Pero, hasta hoy. la mayor parte de los estudios y de los tratados o enfoques sobre la evolución del ser humano se han centrado, de preferencia, sobre las etapas iniciales de la vida.
Por eso, la niñez y la adolescencia –y, en parte, la no bien delimitada juventud– han merecido una suma de estudios y de tratados. Por eso mismo, desde fines del siglo pasado hasta nuestros días, los docentes y los pedagogos han resultado quienes con mayor dedicación se han volcado al tema de la evolución del ser humano aunque en particular –se comprende– a las etapas primeras de la vida, propias, por otra parte, de los ámbitos escolares.
La etapa olvidada
Si bien los períodos ulteriores de la vida no están enteramente dejados de lado, es corriente un prejuicio sobre el cual se asienta la mayor parte de los análisis evolutivos. Es el que supone que la así llamada madurez, la entera madurez, sería una especie de etapa uniforme, que se extendería desde el final de una siempre mal delimitada juventud hasta entrar en la vejez propiamente dicha, que, además, tampoco puede ser definida o delimitada con precisión.
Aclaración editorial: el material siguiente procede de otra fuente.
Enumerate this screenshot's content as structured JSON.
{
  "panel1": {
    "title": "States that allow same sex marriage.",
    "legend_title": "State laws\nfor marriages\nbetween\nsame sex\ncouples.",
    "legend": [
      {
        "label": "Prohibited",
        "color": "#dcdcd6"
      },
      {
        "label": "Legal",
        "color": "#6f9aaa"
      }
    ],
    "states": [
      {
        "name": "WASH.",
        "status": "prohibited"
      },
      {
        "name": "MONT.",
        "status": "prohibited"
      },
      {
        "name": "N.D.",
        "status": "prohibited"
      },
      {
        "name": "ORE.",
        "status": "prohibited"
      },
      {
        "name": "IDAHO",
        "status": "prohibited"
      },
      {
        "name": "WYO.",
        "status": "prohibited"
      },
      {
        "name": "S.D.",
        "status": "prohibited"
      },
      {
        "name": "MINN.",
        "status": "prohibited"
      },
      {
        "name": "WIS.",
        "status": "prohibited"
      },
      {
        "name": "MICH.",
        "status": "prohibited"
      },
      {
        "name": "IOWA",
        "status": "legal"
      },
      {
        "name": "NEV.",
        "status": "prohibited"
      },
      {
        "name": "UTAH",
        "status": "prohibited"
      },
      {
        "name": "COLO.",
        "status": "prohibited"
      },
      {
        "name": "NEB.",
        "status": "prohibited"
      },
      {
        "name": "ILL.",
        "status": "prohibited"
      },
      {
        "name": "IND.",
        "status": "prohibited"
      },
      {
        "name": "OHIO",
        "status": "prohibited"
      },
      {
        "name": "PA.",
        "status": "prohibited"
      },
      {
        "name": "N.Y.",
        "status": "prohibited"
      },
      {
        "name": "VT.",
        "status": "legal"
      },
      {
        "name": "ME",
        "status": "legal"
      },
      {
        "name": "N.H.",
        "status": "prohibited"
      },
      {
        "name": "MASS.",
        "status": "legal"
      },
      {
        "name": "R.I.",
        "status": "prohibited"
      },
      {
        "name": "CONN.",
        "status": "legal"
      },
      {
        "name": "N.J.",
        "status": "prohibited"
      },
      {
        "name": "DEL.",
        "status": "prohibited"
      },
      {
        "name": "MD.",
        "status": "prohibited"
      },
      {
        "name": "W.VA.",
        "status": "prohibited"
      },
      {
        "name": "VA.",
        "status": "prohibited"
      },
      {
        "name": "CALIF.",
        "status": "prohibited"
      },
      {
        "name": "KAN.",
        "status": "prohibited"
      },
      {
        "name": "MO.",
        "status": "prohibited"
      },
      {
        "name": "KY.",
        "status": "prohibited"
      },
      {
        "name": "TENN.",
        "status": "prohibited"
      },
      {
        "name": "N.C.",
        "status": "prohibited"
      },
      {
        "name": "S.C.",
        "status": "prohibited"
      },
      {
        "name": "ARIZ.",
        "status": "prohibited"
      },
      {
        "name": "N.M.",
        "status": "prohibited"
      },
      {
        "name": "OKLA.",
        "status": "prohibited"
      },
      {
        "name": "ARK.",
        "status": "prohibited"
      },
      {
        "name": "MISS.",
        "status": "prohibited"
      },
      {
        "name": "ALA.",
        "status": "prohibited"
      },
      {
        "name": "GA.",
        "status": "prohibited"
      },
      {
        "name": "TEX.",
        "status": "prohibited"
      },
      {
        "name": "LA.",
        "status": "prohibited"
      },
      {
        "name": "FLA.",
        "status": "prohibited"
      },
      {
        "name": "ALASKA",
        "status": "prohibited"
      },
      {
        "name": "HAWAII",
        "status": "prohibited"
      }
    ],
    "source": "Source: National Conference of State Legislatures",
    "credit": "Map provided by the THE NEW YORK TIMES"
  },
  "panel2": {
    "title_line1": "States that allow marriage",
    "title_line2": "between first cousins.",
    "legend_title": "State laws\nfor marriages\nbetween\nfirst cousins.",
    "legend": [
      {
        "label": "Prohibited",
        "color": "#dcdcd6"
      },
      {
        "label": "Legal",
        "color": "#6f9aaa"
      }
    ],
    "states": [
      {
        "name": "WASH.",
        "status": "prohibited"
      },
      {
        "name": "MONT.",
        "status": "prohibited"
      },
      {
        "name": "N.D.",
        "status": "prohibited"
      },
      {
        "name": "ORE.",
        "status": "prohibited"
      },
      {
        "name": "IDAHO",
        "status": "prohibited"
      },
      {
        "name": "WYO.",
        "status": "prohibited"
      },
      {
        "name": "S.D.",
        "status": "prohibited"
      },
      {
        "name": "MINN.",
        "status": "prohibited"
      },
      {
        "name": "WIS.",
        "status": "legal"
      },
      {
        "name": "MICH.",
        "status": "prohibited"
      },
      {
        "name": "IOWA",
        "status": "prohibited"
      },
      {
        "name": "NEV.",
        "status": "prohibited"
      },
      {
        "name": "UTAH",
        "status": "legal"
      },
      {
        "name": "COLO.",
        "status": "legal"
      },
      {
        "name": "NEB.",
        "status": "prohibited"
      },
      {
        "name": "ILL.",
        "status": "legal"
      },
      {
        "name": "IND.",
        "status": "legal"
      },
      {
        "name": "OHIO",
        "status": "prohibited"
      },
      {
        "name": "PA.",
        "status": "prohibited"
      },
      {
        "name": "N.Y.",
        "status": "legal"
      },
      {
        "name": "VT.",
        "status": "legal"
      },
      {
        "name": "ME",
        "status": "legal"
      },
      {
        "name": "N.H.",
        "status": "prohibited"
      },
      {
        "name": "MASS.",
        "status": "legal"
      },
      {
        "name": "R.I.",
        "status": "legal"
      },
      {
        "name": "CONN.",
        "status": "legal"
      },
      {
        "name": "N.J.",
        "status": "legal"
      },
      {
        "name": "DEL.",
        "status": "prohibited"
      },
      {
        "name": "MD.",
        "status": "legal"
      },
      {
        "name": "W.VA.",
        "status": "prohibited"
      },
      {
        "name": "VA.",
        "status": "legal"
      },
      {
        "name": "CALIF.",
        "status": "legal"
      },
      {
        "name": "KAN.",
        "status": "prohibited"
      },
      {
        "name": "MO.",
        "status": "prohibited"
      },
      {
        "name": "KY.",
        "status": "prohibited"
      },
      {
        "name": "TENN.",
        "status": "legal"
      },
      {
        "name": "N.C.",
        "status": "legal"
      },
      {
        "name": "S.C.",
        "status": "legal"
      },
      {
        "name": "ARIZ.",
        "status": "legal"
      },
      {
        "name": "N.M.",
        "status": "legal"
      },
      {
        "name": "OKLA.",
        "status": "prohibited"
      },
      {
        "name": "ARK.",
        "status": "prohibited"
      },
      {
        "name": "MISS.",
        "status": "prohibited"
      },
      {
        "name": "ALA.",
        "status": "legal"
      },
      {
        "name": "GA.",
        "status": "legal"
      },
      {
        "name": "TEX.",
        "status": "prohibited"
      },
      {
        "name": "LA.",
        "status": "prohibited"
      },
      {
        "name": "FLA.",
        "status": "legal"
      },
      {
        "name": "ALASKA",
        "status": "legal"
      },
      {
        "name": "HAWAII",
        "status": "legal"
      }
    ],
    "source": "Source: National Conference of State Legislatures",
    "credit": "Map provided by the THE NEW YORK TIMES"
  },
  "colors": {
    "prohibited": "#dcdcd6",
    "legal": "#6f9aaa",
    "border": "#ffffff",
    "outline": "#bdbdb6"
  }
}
El tema de las muchas etapas que, en cambio, conforman la vida de cada persona a lo largo de sus años –de todos sus años– así como de las múltiples circunstancias que van marcando cambios y transformaciones en su personalidad es apasionante. También largo para considerar, y no es el punto central que ahora queremos considerar.
Lo que importa es hacer presente una etapa que, extrañamente, parecería haber sido olvidada. Y es que la etapa previa a la vejez propiamente dicha –anterior a la senectud, al momento en el cual los achaques físicos se acentúan y trastornan la capacidad espiritual y mental– esa etapa que es difícil nombrar porque toda denominación es riesgosa y chocante, representa nada menos que el momento de la vida en la cual el hombre se encuentra a sí mismo.
Debemos admitirlo
Es necesario admitirlo; es forzoso reconocerlo. A medida que los años avanzan, progresa, también, esa tarea esencial de cada ser humano que consiste en encontrarse a sí mismo, es decir, en identificarse, en descubrir quién es, quién ha llegado a ser.
En esta etapa más o menos final de la vida –final no en un sentido biológico, por cierto– es cuando cada persona comienza a hallar respuesta a unos cuantos interrogantes existenciales que resultan capitales para reconocer su identidad.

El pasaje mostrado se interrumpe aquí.